Tutaj są spore kontrowersje. Ta zmiana raczej nie była konsultowana z ekspertami z zakresu bezpieczeństwa ruchu drogowego. Przy tak dużych prędkościach odległość jako połowa prędkości jest ZA MAŁA aby móc bezpiecznie się zatrzymać gdyby pojazd przed nami nagle się zatrzymał (np. w wyniku kolizji) i jest nie wystarczająca do uniknięcia zderzenia. Wszyscy eksperci jednogłośnie od lat apelują aby zawsze, nie tylko na drogach ekspresowych i autostradach zachowywać odległość 3 SEKUND między pojazdami. Dopiero taka odległość daje szanse na bezpieczne zatrzymanie się. Przy okazji pamiętajcie, że szacunkowo i statystycznie droga hamowania motocykla jest o 30% dłuższa od drogi hamowania samochodu. Zwłaszcza motocykla bez ABS!
https://www.youtube.com/watch?v=mf5d2DP4Pp0
Film jest stary i wtedy mówiło się o dwóch sekundach, wraz ze wzrostem natężenia ruchu i prędkości oraz ewolucją układów hamulcowych zalecana odległość wydłużyła się o sekundę.
Kolejny problem jaki pojawia się w związku z tym przepisem, to mierzenie odległości zarówno przez kierowców jak i służby. Ja osobiście do tej pory nie potrafię "na oko" określić odległości w metrach, zwłaszcza przy większych prędkościach. Co więcej, wolałbym się skupić na tym co się dzieje na drodze niż wykonywać trudne obliczenia i kalkulacje. Zasada 3 sekund jest tutaj zdecydowanie prostsza do stosowania.
Zmiana czwarta
Ujednolicenie dopuszczalnych prędkości pojazdów na obszarze zabudowanym niezależnie od pory: prędkość dopuszczalna pojazdu lub zespołu pojazdów na obszarze zabudowanym od 1.06.2021 roku wynosić będzie 50 km/h – brak będzie dotychczasowego rozróżnienia dopuszczalnej prędkości w zależności od godziny (między 23:00 a 05:00 prędkość ta obecnie jest podwyższona do 60km/h).
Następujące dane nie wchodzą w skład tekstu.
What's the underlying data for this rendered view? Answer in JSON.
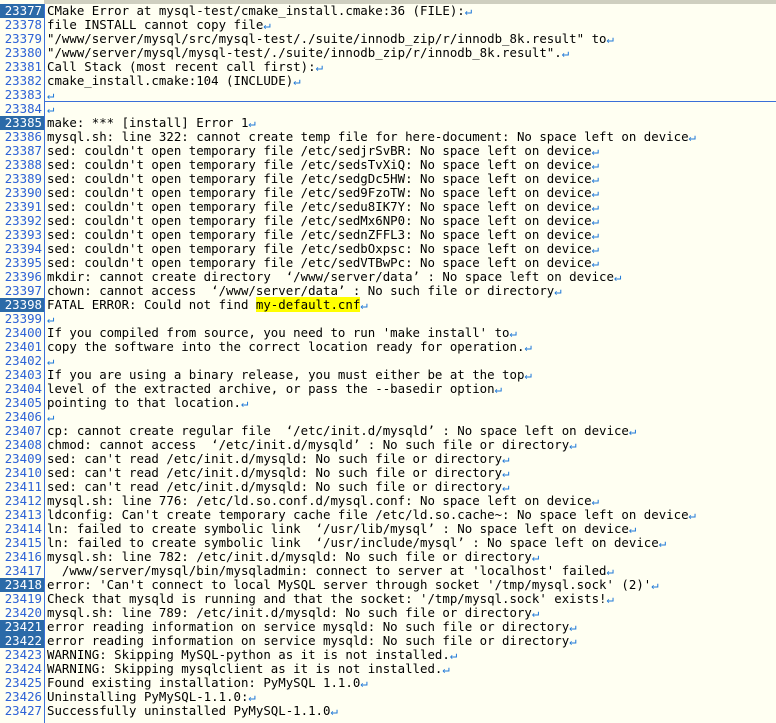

Wyjątek stanowić będzie strefa zamieszkania, gdzie prędkość dopuszczalna pojazdu lub zespołu pojazdów wynosi i nadal będzie wynosić 20 km/h.
Nareszcie znika relikt przeszłości z naszego kodeksu ruchu drogowego. Jedna z kilku absurdalnych spraw. Do dziś byliśmy chyba jedynym krajem na świecie, gdzie dozwolona prędkość zależna była od pory dnia. Ta zależność powstała w latach 90-tych ubiegłego wieku. Wtedy dozwolona prędkość w obszarze zabudowanym wynosiła 60 km/h. Próbując dostosować przepisy do standardów europejskich postanowiono zmniejszyć ją do 50 km/h. Jednak, żeby zmniejszyć odrobinę opór społeczny wobec tej zmiany pozostawiono furtkę w postaci nocnego podwyższenia prędkości domyślnej w obszarze zabudowanym. Jak napisałem, domyślnej, czyli wszędzie tam, gdzie nie wprowadzono innej prędkości znakami lub przepisami. Wiązało się to niestety z koniecznością ustawienia większej ilości znaków drogowych w miejscach gdzie organizator ruchu nie chciał, żeby w nocy jeździć szybciej. W Krakowie np na wiadukcie nad Dworcem Głównym lub na ul. Wielickiej. Od dziś w obszarze zabudowany, jedziemy zawsze 50, chyba że znaki określają inną prędkość. Jeden przepis mniej do pamiętania.
I to wszystkie już zmiany na dziś. Nie ma ich dużo. Bądźcie bezpieczni i dbajcie o bezpieczeństwo innych.